Recognize the Red Flags:

  • Any demand for payment by gift card. This is the number one sign of a scam. Full stop.
  • Pressure to act immediately. Scammers use urgency—threats of arrest, service disconnection, or a “limited-time offer”—to prevent you from thinking clearly or consulting someone.
  • Requests for the card’s PIN or code. Legitimate businesses never need the numbers from the back of a gift card you purchased.
  • Unusual payment instructions. Being told to go to a specific store, buy specific cards, and then read the numbers over the phone is a textbook scam process.

Refuse and Verify:

  1. Just hang up or ignore the message. You do not owe a stranger on the phone or internet any explanation.
  2. Verify the story independently. If someone claims to be from your utility company, bank, or a government agency, hang up and call the official customer service number listed on your bill or their legitimate website—not any number the caller provides.
  3. Talk to someone you trust. Before taking any action, run the scenario by a friend or family member. An outside perspective can quickly identify a scam.

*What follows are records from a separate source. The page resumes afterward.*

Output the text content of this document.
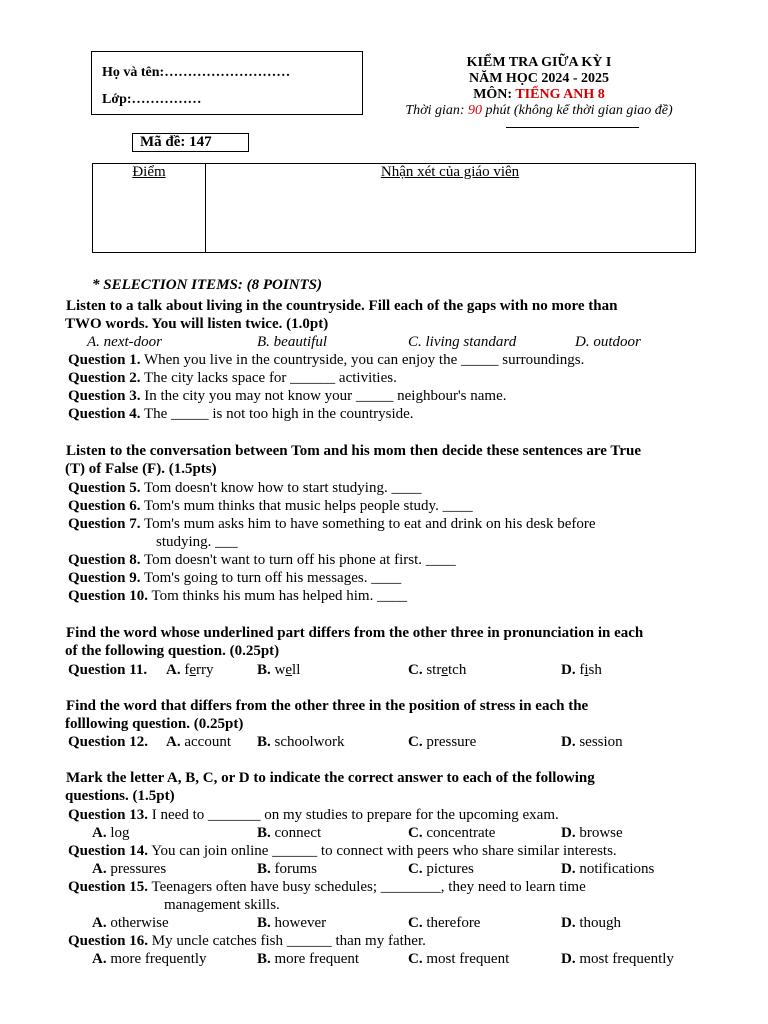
Họ và tên:………………………
Lớp:……………
KIỂM TRA GIỮA KỲ I
NĂM HỌC 2024 - 2025
MÔN: TIẾNG ANH 8
Thời gian: 90 phút (không kể thời gian giao đề)
Mã đề: 147
Điểm	Nhận xét của giáo viên
* SELECTION ITEMS: (8 POINTS)
Listen to a talk about living in the countryside. Fill each of the gaps with no more than
TWO words. You will listen twice. (1.0pt)
A. next-door	B. beautiful	C. living standard	D. outdoor
Question 1. When you live in the countryside, you can enjoy the _____ surroundings.
Question 2. The city lacks space for ______ activities.
Question 3. In the city you may not know your _____ neighbour's name.
Question 4. The _____ is not too high in the countryside.
Listen to the conversation between Tom and his mom then decide these sentences are True
(T) of False (F). (1.5pts)
Question 5. Tom doesn't know how to start studying. ____
Question 6. Tom's mum thinks that music helps people study. ____
Question 7. Tom's mum asks him to have something to eat and drink on his desk before
studying. ___
Question 8. Tom doesn't want to turn off his phone at first. ____
Question 9. Tom's going to turn off his messages. ____
Question 10. Tom thinks his mum has helped him. ____
Find the word whose underlined part differs from the other three in pronunciation in each
of the following question. (0.25pt)
Question 11. A. ferry	B. well	C. stretch	D. fish
Find the word that differs from the other three in the position of stress in each the
folllowing question. (0.25pt)
Question 12. A. account B. schoolwork	C. pressure	D. session
Mark the letter A, B, C, or D to indicate the correct answer to each of the following
questions. (1.5pt)
Question 13. I need to _______ on my studies to prepare for the upcoming exam.
A. log	B. connect	C. concentrate	D. browse
Question 14. You can join online ______ to connect with peers who share similar interests.
A. pressures	B. forums	C. pictures	D. notifications
Question 15. Teenagers often have busy schedules; ________, they need to learn time
management skills.
A. otherwise	B. however	C. therefore	D. though
Question 16. My uncle catches fish ______ than my father.
A. more frequently	B. more frequent	C. most frequent	D. most frequently
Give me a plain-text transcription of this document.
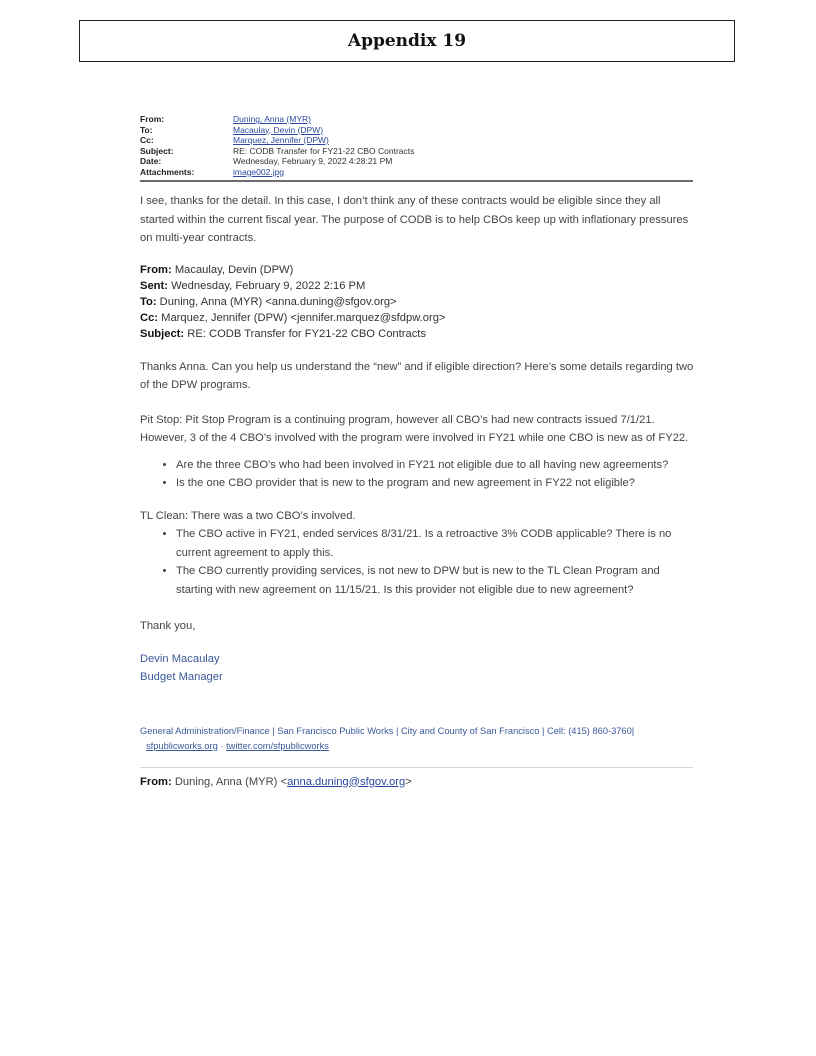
Appendix 19
From:	Duning, Anna (MYR)
To:	Macaulay, Devin (DPW)
Cc:	Marquez, Jennifer (DPW)
Subject:	RE: CODB Transfer for FY21-22 CBO Contracts
Date:	Wednesday, February 9, 2022 4:28:21 PM
Attachments:	image002.jpg
I see, thanks for the detail. In this case, I don’t think any of these contracts would be eligible since they all started within the current fiscal year. The purpose of CODB is to help CBOs keep up with inflationary pressures on multi-year contracts.
From: Macaulay, Devin (DPW)
Sent: Wednesday, February 9, 2022 2:16 PM
To: Duning, Anna (MYR) <anna.duning@sfgov.org>
Cc: Marquez, Jennifer (DPW) <jennifer.marquez@sfdpw.org>
Subject: RE: CODB Transfer for FY21-22 CBO Contracts
Thanks Anna. Can you help us understand the “new” and if eligible direction? Here’s some details regarding two of the DPW programs.
Pit Stop: Pit Stop Program is a continuing program, however all CBO’s had new contracts issued 7/1/21. However, 3 of the 4 CBO’s involved with the program were involved in FY21 while one CBO is new as of FY22.
• Are the three CBO’s who had been involved in FY21 not eligible due to all having new agreements?
• Is the one CBO provider that is new to the program and new agreement in FY22 not eligible?
TL Clean: There was a two CBO’s involved.
• The CBO active in FY21, ended services 8/31/21. Is a retroactive 3% CODB applicable? There is no current agreement to apply this.
• The CBO currently providing services, is not new to DPW but is new to the TL Clean Program and starting with new agreement on 11/15/21. Is this provider not eligible due to new agreement?
Thank you,
Devin Macaulay
Budget Manager
General Administration/Finance | San Francisco Public Works | City and County of San Francisco | Cell: (415) 860-3760|
sfpublicworks.org · twitter.com/sfpublicworks
From: Duning, Anna (MYR) <anna.duning@sfgov.org>
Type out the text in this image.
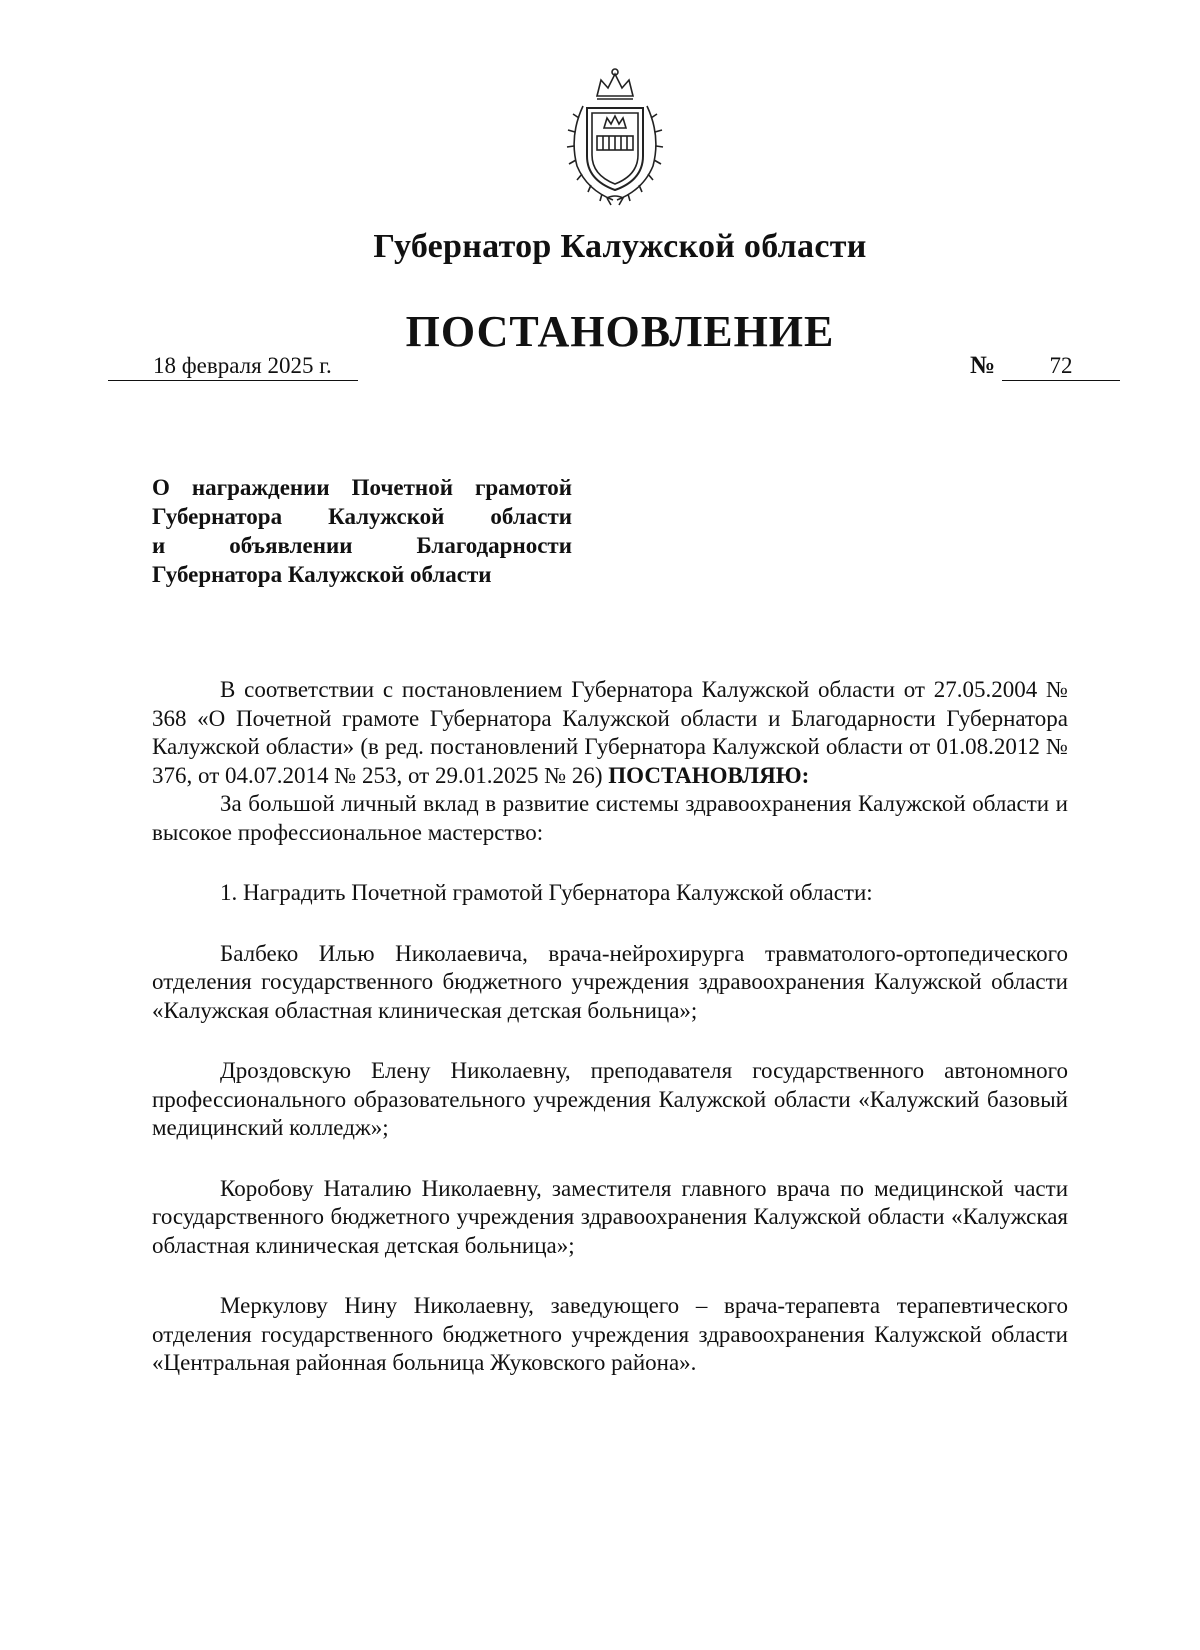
Губернатор Калужской области
ПОСТАНОВЛЕНИЕ
18 февраля 2025 г.	№	72
О награждении Почетной грамотой
Губернатора Калужской области
и объявлении Благодарности
Губернатора Калужской области

В соответствии с постановлением Губернатора Калужской области от 27.05.2004 № 368 «О Почетной грамоте Губернатора Калужской области и Благодарности Губернатора Калужской области» (в ред. постановлений Губернатора Калужской области от 01.08.2012 № 376, от 04.07.2014 № 253, от 29.01.2025 № 26) ПОСТАНОВЛЯЮ:

За большой личный вклад в развитие системы здравоохранения Калужской области и высокое профессиональное мастерство:

1. Наградить Почетной грамотой Губернатора Калужской области:

Балбеко Илью Николаевича, врача-нейрохирурга травматолого-ортопедического отделения государственного бюджетного учреждения здравоохранения Калужской области «Калужская областная клиническая детская больница»;

Дроздовскую Елену Николаевну, преподавателя государственного автономного профессионального образовательного учреждения Калужской области «Калужский базовый медицинский колледж»;

Коробову Наталию Николаевну, заместителя главного врача по медицинской части государственного бюджетного учреждения здравоохранения Калужской области «Калужская областная клиническая детская больница»;

Меркулову Нину Николаевну, заведующего – врача-терапевта терапевтического отделения государственного бюджетного учреждения здравоохранения Калужской области «Центральная районная больница Жуковского района».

Respond and Report: If you’ve already provided gift card information to a scammer, act quickly:

  1. Contact the gift card company immediately. Call the customer service number on the back of the card. While recovery is unlikely, they may be able to freeze the funds if they act fast enough.
  2. Report the scam. File a report with the District of Columbia Attorney General’s Office at oag.dc.gov/consumer-protection and with the Federal Trade Commission at ReportFraud.ftc.gov. Your report helps law enforcement track scam patterns and pursue fraudsters.

Staying Safe

Gift cards are a great way to give a present, not a payment method for bills, fees, or emergencies. Attorney General Schwalb’s alert is a timely reminder to internalize that basic rule. By treating any request for gift card payment as an automatic scam, slowing down under pressure, and knowing how to report attempts, you can protect your finances and help combat this widespread fraud. Stay skeptical, and share this information—awareness is a powerful deterrent.

Sources:

  • District of Columbia Attorney General’s Office, Consumer Alert (December 2025).
  • Federal Trade Commission (FTC) Consumer Advice on Gift Card Scams.